Open mHealth Standards Evolution¶
Emerging Data Types¶
The Open mHealth community continues to develop schemas for new device types:
- Environmental sensors (air quality, noise) 
- Mental health indicators (stress, mood) 
- Advanced biometrics (hydration, blood oxygen variability) 
- Medication adherence tracking 
FHIR and Open mHealth Convergence¶
The FHIR and Open mHealth communities are collaborating on:
- FHIR profiles referencing Open mHealth schemas 
- Implementation guides for wearable data 
- Standards convergence where appropriate 
Research Opportunities with Standardized Data¶
Consistent data formats enable advanced research:
- Training ML models across multiple studies 
- Transfer learning between device types 
- Federated learning while preserving privacy 
- Algorithm validation across diverse datasets 
Learn More¶
Open mHealth Resources:
Related JupyterHealth Exchange Documentation:
- Why FHIR? Interoperability Explained - Understanding the FHIR side 
- API Reference - How to upload Open mHealth data 
- Architecture - Technical implementation details 
Standards Organizations:
- HL7 FHIR - Healthcare data standards 
- IEEE 1752.1 - Mobile health data standard 
Summary¶
Open mHealth provides the crucial missing piece for wearable data interoperability: standardized schemas that normalize data across different device manufacturers.

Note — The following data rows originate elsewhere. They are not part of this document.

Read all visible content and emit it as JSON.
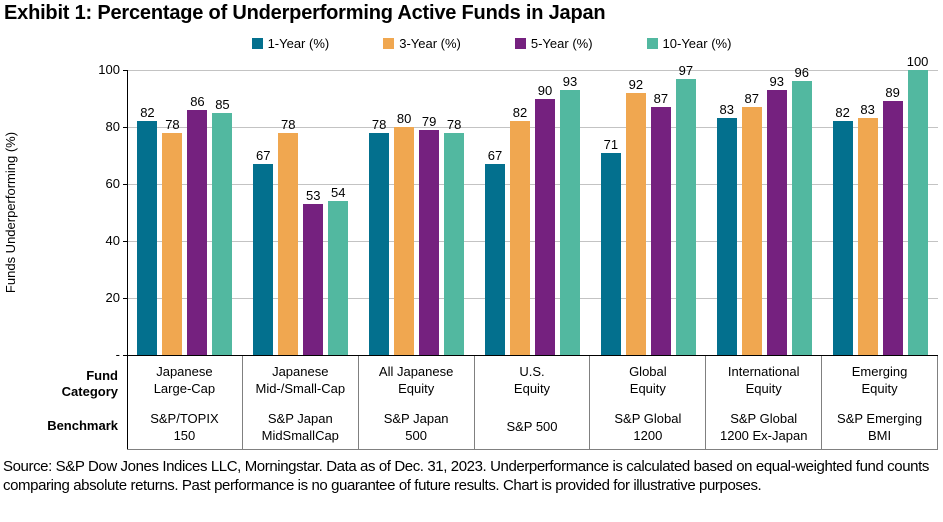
{
  "title": "Exhibit 1: Percentage of Underperforming Active Funds in Japan",
  "footer": "Source: S&P Dow Jones Indices LLC, Morningstar. Data as of Dec. 31, 2023. Underperformance is calculated based on equal-weighted fund counts comparing absolute returns. Past performance is no guarantee of future results. Chart is provided for illustrative purposes.",
  "row_headers": {
    "fund_category": "Fund\nCategory",
    "benchmark": "Benchmark"
  },
  "chart_data": {
    "type": "bar",
    "title": "Exhibit 1: Percentage of Underperforming Active Funds in Japan",
    "xlabel": "",
    "ylabel": "Funds Underperforming (%)",
    "ylim": [
      0,
      100
    ],
    "yticks": [
      100,
      80,
      60,
      40,
      20,
      0
    ],
    "ytick_labels": [
      "100",
      "80",
      "60",
      "40",
      "20",
      "-"
    ],
    "grid": true,
    "legend_position": "top",
    "categories": [
      {
        "fund_category": "Japanese\nLarge-Cap",
        "benchmark": "S&P/TOPIX\n150"
      },
      {
        "fund_category": "Japanese\nMid-/Small-Cap",
        "benchmark": "S&P Japan\nMidSmallCap"
      },
      {
        "fund_category": "All Japanese\nEquity",
        "benchmark": "S&P Japan\n500"
      },
      {
        "fund_category": "U.S.\nEquity",
        "benchmark": "S&P 500"
      },
      {
        "fund_category": "Global\nEquity",
        "benchmark": "S&P Global\n1200"
      },
      {
        "fund_category": "International\nEquity",
        "benchmark": "S&P Global\n1200 Ex-Japan"
      },
      {
        "fund_category": "Emerging\nEquity",
        "benchmark": "S&P Emerging\nBMI"
      }
    ],
    "series": [
      {
        "name": "1-Year (%)",
        "color": "#03708e",
        "values": [
          82,
          67,
          78,
          67,
          71,
          83,
          82
        ]
      },
      {
        "name": "3-Year (%)",
        "color": "#f0a750",
        "values": [
          78,
          78,
          80,
          82,
          92,
          87,
          83
        ]
      },
      {
        "name": "5-Year (%)",
        "color": "#75217f",
        "values": [
          86,
          53,
          79,
          90,
          87,
          93,
          89
        ]
      },
      {
        "name": "10-Year (%)",
        "color": "#52b8a0",
        "values": [
          85,
          54,
          78,
          93,
          97,
          96,
          100
        ]
      }
    ]
  },
  "colors": {
    "gridline": "#c3c3c3",
    "axis": "#000000",
    "table_border": "#808080"
  }
}
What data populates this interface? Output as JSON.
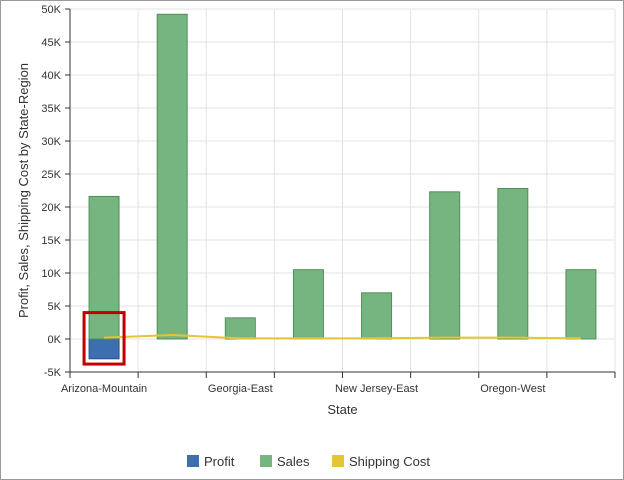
{
  "chart_data": {
    "type": "bar",
    "title": "",
    "xlabel": "State",
    "ylabel": "Profit, Sales, Shipping Cost by State-Region",
    "ylim": [
      -5000,
      50000
    ],
    "yticks": [
      -5000,
      0,
      5000,
      10000,
      15000,
      20000,
      25000,
      30000,
      35000,
      40000,
      45000,
      50000
    ],
    "ytick_labels": [
      "-5K",
      "0K",
      "5K",
      "10K",
      "15K",
      "20K",
      "25K",
      "30K",
      "35K",
      "40K",
      "45K",
      "50K"
    ],
    "category_count": 8,
    "x_tick_labels": [
      {
        "index": 0,
        "label": "Arizona-Mountain"
      },
      {
        "index": 2,
        "label": "Georgia-East"
      },
      {
        "index": 4,
        "label": "New Jersey-East"
      },
      {
        "index": 6,
        "label": "Oregon-West"
      }
    ],
    "grid": true,
    "legend_position": "bottom",
    "series": [
      {
        "name": "Profit",
        "type": "bar",
        "color": "#3d6fb0",
        "values": [
          -3000,
          0,
          0,
          0,
          0,
          0,
          0,
          0
        ]
      },
      {
        "name": "Sales",
        "type": "bar",
        "color": "#77b580",
        "values": [
          21600,
          49200,
          3200,
          10500,
          7000,
          22300,
          22800,
          10500
        ]
      },
      {
        "name": "Shipping Cost",
        "type": "line",
        "color": "#e5c531",
        "values": [
          200,
          600,
          100,
          100,
          100,
          200,
          200,
          100
        ]
      }
    ],
    "highlight": {
      "category_index": 0,
      "color": "#c00000"
    }
  }
}
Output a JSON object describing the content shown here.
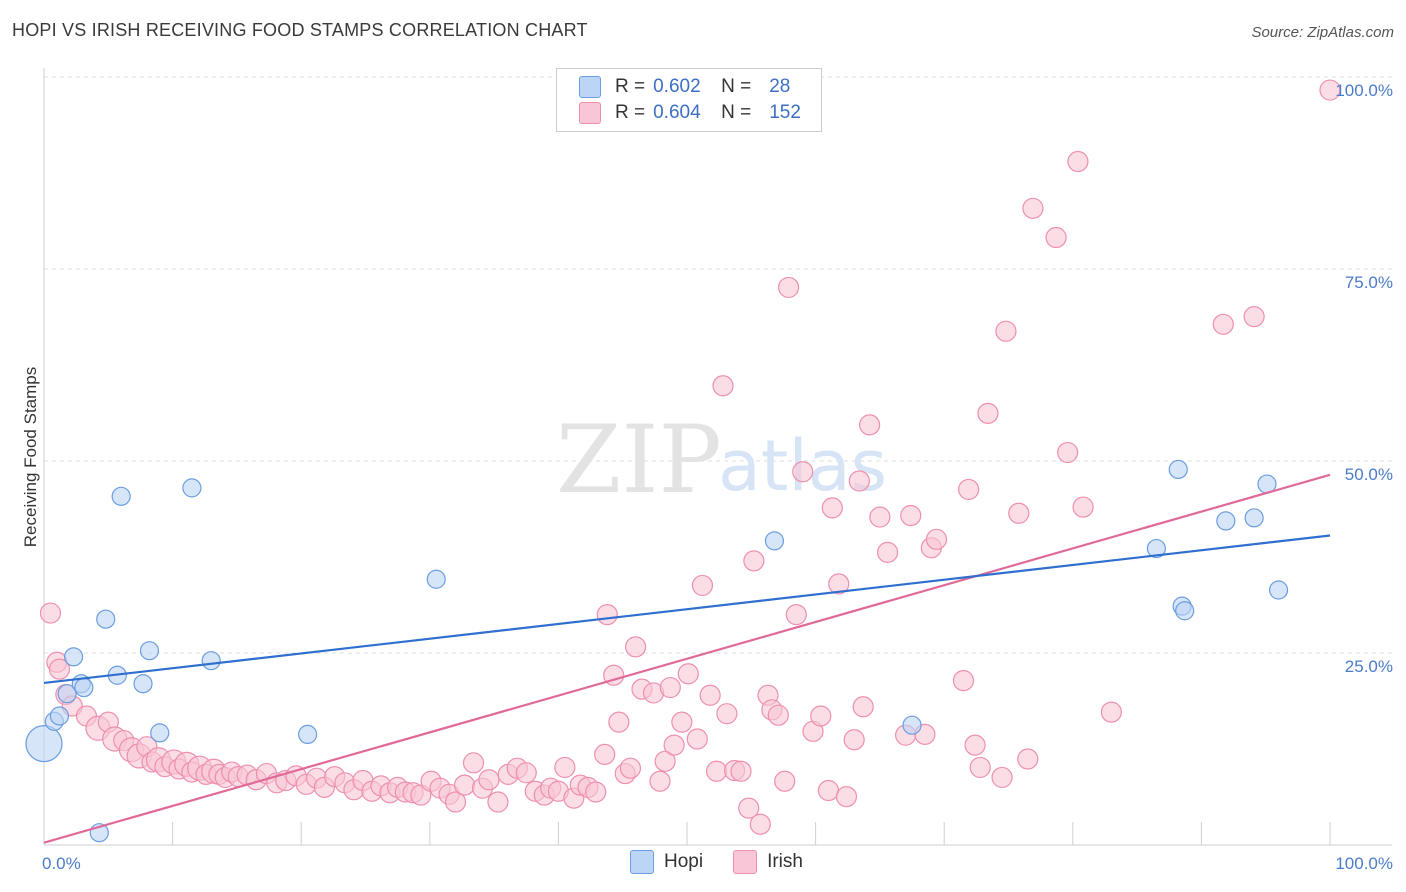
{
  "header": {
    "title": "HOPI VS IRISH RECEIVING FOOD STAMPS CORRELATION CHART",
    "source": "Source: ZipAtlas.com"
  },
  "watermark": {
    "zip": "ZIP",
    "atlas": "atlas"
  },
  "legend": {
    "rows": [
      {
        "r_label": "R =",
        "r_value": "0.602",
        "n_label": "N =",
        "n_value": "28"
      },
      {
        "r_label": "R =",
        "r_value": "0.604",
        "n_label": "N =",
        "n_value": "152"
      }
    ]
  },
  "bottom_legend": {
    "hopi": "Hopi",
    "irish": "Irish"
  },
  "colors": {
    "hopi_fill": "#bcd4f5",
    "hopi_stroke": "#6a9ee0",
    "hopi_line": "#2f6fcf",
    "irish_fill": "#f8c6d6",
    "irish_stroke": "#ee8fae",
    "irish_line": "#e0699a",
    "tick_text": "#4a7cc9",
    "grid": "#dcdcdc"
  },
  "chart_data": {
    "type": "scatter",
    "ylabel": "Receiving Food Stamps",
    "xlabel": "",
    "xlim": [
      0,
      100
    ],
    "ylim": [
      0,
      100
    ],
    "x_tick_labels": [
      "0.0%",
      "100.0%"
    ],
    "y_ticks": [
      25,
      50,
      75,
      100
    ],
    "y_tick_labels": [
      "25.0%",
      "50.0%",
      "75.0%",
      "100.0%"
    ],
    "grid": true,
    "legend_position": "top-center",
    "series": [
      {
        "name": "Hopi",
        "r": 0.602,
        "n": 28,
        "trend": [
          [
            0,
            21.1
          ],
          [
            100,
            40.3
          ]
        ],
        "points": [
          [
            0.0,
            13.2,
            18
          ],
          [
            0.8,
            16.1,
            9
          ],
          [
            1.2,
            16.8,
            9
          ],
          [
            1.8,
            19.7,
            9
          ],
          [
            2.3,
            24.5,
            9
          ],
          [
            2.9,
            21.0,
            9
          ],
          [
            3.1,
            20.5,
            9
          ],
          [
            4.3,
            1.6,
            9
          ],
          [
            4.8,
            29.4,
            9
          ],
          [
            5.7,
            22.1,
            9
          ],
          [
            6.0,
            45.4,
            9
          ],
          [
            7.7,
            21.0,
            9
          ],
          [
            8.2,
            25.3,
            9
          ],
          [
            9.0,
            14.6,
            9
          ],
          [
            11.5,
            46.5,
            9
          ],
          [
            13.0,
            24.0,
            9
          ],
          [
            20.5,
            14.4,
            9
          ],
          [
            30.5,
            34.6,
            9
          ],
          [
            56.8,
            39.6,
            9
          ],
          [
            67.5,
            15.6,
            9
          ],
          [
            86.5,
            38.6,
            9
          ],
          [
            88.2,
            48.9,
            9
          ],
          [
            88.5,
            31.1,
            9
          ],
          [
            88.7,
            30.5,
            9
          ],
          [
            91.9,
            42.2,
            9
          ],
          [
            94.1,
            42.6,
            9
          ],
          [
            95.1,
            47.0,
            9
          ],
          [
            96.0,
            33.2,
            9
          ]
        ]
      },
      {
        "name": "Irish",
        "r": 0.604,
        "n": 152,
        "trend": [
          [
            0,
            0.3
          ],
          [
            100,
            48.2
          ]
        ],
        "points": [
          [
            0.5,
            30.2,
            10
          ],
          [
            1.0,
            23.8,
            10
          ],
          [
            1.2,
            22.9,
            10
          ],
          [
            1.7,
            19.6,
            10
          ],
          [
            2.2,
            18.1,
            10
          ],
          [
            3.3,
            16.8,
            10
          ],
          [
            4.2,
            15.2,
            12
          ],
          [
            5.0,
            16.0,
            10
          ],
          [
            5.5,
            13.8,
            12
          ],
          [
            6.2,
            13.6,
            10
          ],
          [
            6.8,
            12.4,
            12
          ],
          [
            7.4,
            11.6,
            12
          ],
          [
            8.0,
            12.8,
            10
          ],
          [
            8.4,
            10.8,
            10
          ],
          [
            8.9,
            11.1,
            12
          ],
          [
            9.4,
            10.2,
            10
          ],
          [
            10.1,
            10.8,
            12
          ],
          [
            10.5,
            9.9,
            10
          ],
          [
            11.1,
            10.5,
            12
          ],
          [
            11.5,
            9.5,
            10
          ],
          [
            12.1,
            10.0,
            12
          ],
          [
            12.6,
            9.2,
            10
          ],
          [
            13.2,
            9.6,
            12
          ],
          [
            13.6,
            9.2,
            10
          ],
          [
            14.1,
            8.8,
            10
          ],
          [
            14.6,
            9.5,
            10
          ],
          [
            15.1,
            8.9,
            10
          ],
          [
            15.8,
            9.1,
            10
          ],
          [
            16.5,
            8.5,
            10
          ],
          [
            17.3,
            9.3,
            10
          ],
          [
            18.1,
            8.1,
            10
          ],
          [
            18.8,
            8.4,
            10
          ],
          [
            19.6,
            9.0,
            10
          ],
          [
            20.4,
            7.9,
            10
          ],
          [
            21.2,
            8.7,
            10
          ],
          [
            21.8,
            7.5,
            10
          ],
          [
            22.6,
            8.9,
            10
          ],
          [
            23.4,
            8.1,
            10
          ],
          [
            24.1,
            7.2,
            10
          ],
          [
            24.8,
            8.4,
            10
          ],
          [
            25.5,
            7.0,
            10
          ],
          [
            26.2,
            7.7,
            10
          ],
          [
            26.9,
            6.8,
            10
          ],
          [
            27.5,
            7.5,
            10
          ],
          [
            28.1,
            6.9,
            10
          ],
          [
            28.7,
            6.8,
            10
          ],
          [
            29.3,
            6.5,
            10
          ],
          [
            30.1,
            8.3,
            10
          ],
          [
            30.8,
            7.4,
            10
          ],
          [
            31.5,
            6.6,
            10
          ],
          [
            32.0,
            5.6,
            10
          ],
          [
            32.7,
            7.8,
            10
          ],
          [
            33.4,
            10.7,
            10
          ],
          [
            34.1,
            7.4,
            10
          ],
          [
            34.6,
            8.5,
            10
          ],
          [
            35.3,
            5.6,
            10
          ],
          [
            36.1,
            9.2,
            10
          ],
          [
            36.8,
            10.0,
            10
          ],
          [
            37.5,
            9.4,
            10
          ],
          [
            38.2,
            7.0,
            10
          ],
          [
            38.9,
            6.5,
            10
          ],
          [
            39.4,
            7.4,
            10
          ],
          [
            40.0,
            7.0,
            10
          ],
          [
            40.5,
            10.1,
            10
          ],
          [
            41.2,
            6.1,
            10
          ],
          [
            41.7,
            7.8,
            10
          ],
          [
            42.3,
            7.5,
            10
          ],
          [
            42.9,
            6.9,
            10
          ],
          [
            43.6,
            11.8,
            10
          ],
          [
            43.8,
            30.0,
            10
          ],
          [
            44.3,
            22.1,
            10
          ],
          [
            44.7,
            16.0,
            10
          ],
          [
            45.2,
            9.3,
            10
          ],
          [
            45.6,
            10.0,
            10
          ],
          [
            46.0,
            25.8,
            10
          ],
          [
            46.5,
            20.3,
            10
          ],
          [
            47.4,
            19.8,
            10
          ],
          [
            47.9,
            8.3,
            10
          ],
          [
            48.3,
            10.9,
            10
          ],
          [
            48.7,
            20.5,
            10
          ],
          [
            49.0,
            13.0,
            10
          ],
          [
            49.6,
            16.0,
            10
          ],
          [
            50.1,
            22.3,
            10
          ],
          [
            50.8,
            13.8,
            10
          ],
          [
            51.2,
            33.8,
            10
          ],
          [
            51.8,
            19.5,
            10
          ],
          [
            52.3,
            9.6,
            10
          ],
          [
            52.8,
            59.8,
            10
          ],
          [
            53.1,
            17.1,
            10
          ],
          [
            53.7,
            9.7,
            10
          ],
          [
            54.2,
            9.6,
            10
          ],
          [
            54.8,
            4.8,
            10
          ],
          [
            55.2,
            37.0,
            10
          ],
          [
            55.7,
            2.7,
            10
          ],
          [
            56.3,
            19.5,
            10
          ],
          [
            56.6,
            17.6,
            10
          ],
          [
            57.1,
            16.9,
            10
          ],
          [
            57.6,
            8.3,
            10
          ],
          [
            57.9,
            72.6,
            10
          ],
          [
            58.5,
            30.0,
            10
          ],
          [
            59.0,
            48.6,
            10
          ],
          [
            59.8,
            14.8,
            10
          ],
          [
            60.4,
            16.8,
            10
          ],
          [
            61.0,
            7.1,
            10
          ],
          [
            61.3,
            43.9,
            10
          ],
          [
            61.8,
            34.0,
            10
          ],
          [
            62.4,
            6.3,
            10
          ],
          [
            63.0,
            13.7,
            10
          ],
          [
            63.4,
            47.4,
            10
          ],
          [
            63.7,
            18.0,
            10
          ],
          [
            64.2,
            54.7,
            10
          ],
          [
            65.0,
            42.7,
            10
          ],
          [
            65.6,
            38.1,
            10
          ],
          [
            67.0,
            14.3,
            10
          ],
          [
            67.4,
            42.9,
            10
          ],
          [
            68.5,
            14.4,
            10
          ],
          [
            69.0,
            38.7,
            10
          ],
          [
            69.4,
            39.8,
            10
          ],
          [
            71.5,
            21.4,
            10
          ],
          [
            71.9,
            46.3,
            10
          ],
          [
            72.4,
            13.0,
            10
          ],
          [
            72.8,
            10.1,
            10
          ],
          [
            73.4,
            56.2,
            10
          ],
          [
            74.5,
            8.8,
            10
          ],
          [
            74.8,
            66.9,
            10
          ],
          [
            75.8,
            43.2,
            10
          ],
          [
            76.5,
            11.2,
            10
          ],
          [
            76.9,
            82.9,
            10
          ],
          [
            78.7,
            79.1,
            10
          ],
          [
            79.6,
            51.1,
            10
          ],
          [
            80.4,
            89.0,
            10
          ],
          [
            80.8,
            44.0,
            10
          ],
          [
            83.0,
            17.3,
            10
          ],
          [
            91.7,
            67.8,
            10
          ],
          [
            94.1,
            68.8,
            10
          ],
          [
            100.0,
            98.3,
            10
          ]
        ]
      }
    ]
  }
}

By combining Open mHealth’s device-focused standards with FHIR’s healthcare system compatibility, JupyterHealth Exchange creates a comprehensive solution for research data exchange.
Key Takeaways:
- Open mHealth standardizes device data formats across manufacturers 
- JHE stores Open mHealth JSON within FHIR Observation resources 
- Three-tier validation ensures data quality and schema compliance 
- Researchers write device-agnostic analysis code 
- Standards enable cross-study meta-analyses and long-term research 
- The ecosystem continues growing with new schemas and tools 
This hybrid approach—FHIR for structure, Open mHealth for content—represents the best of both worlds for health data interoperability.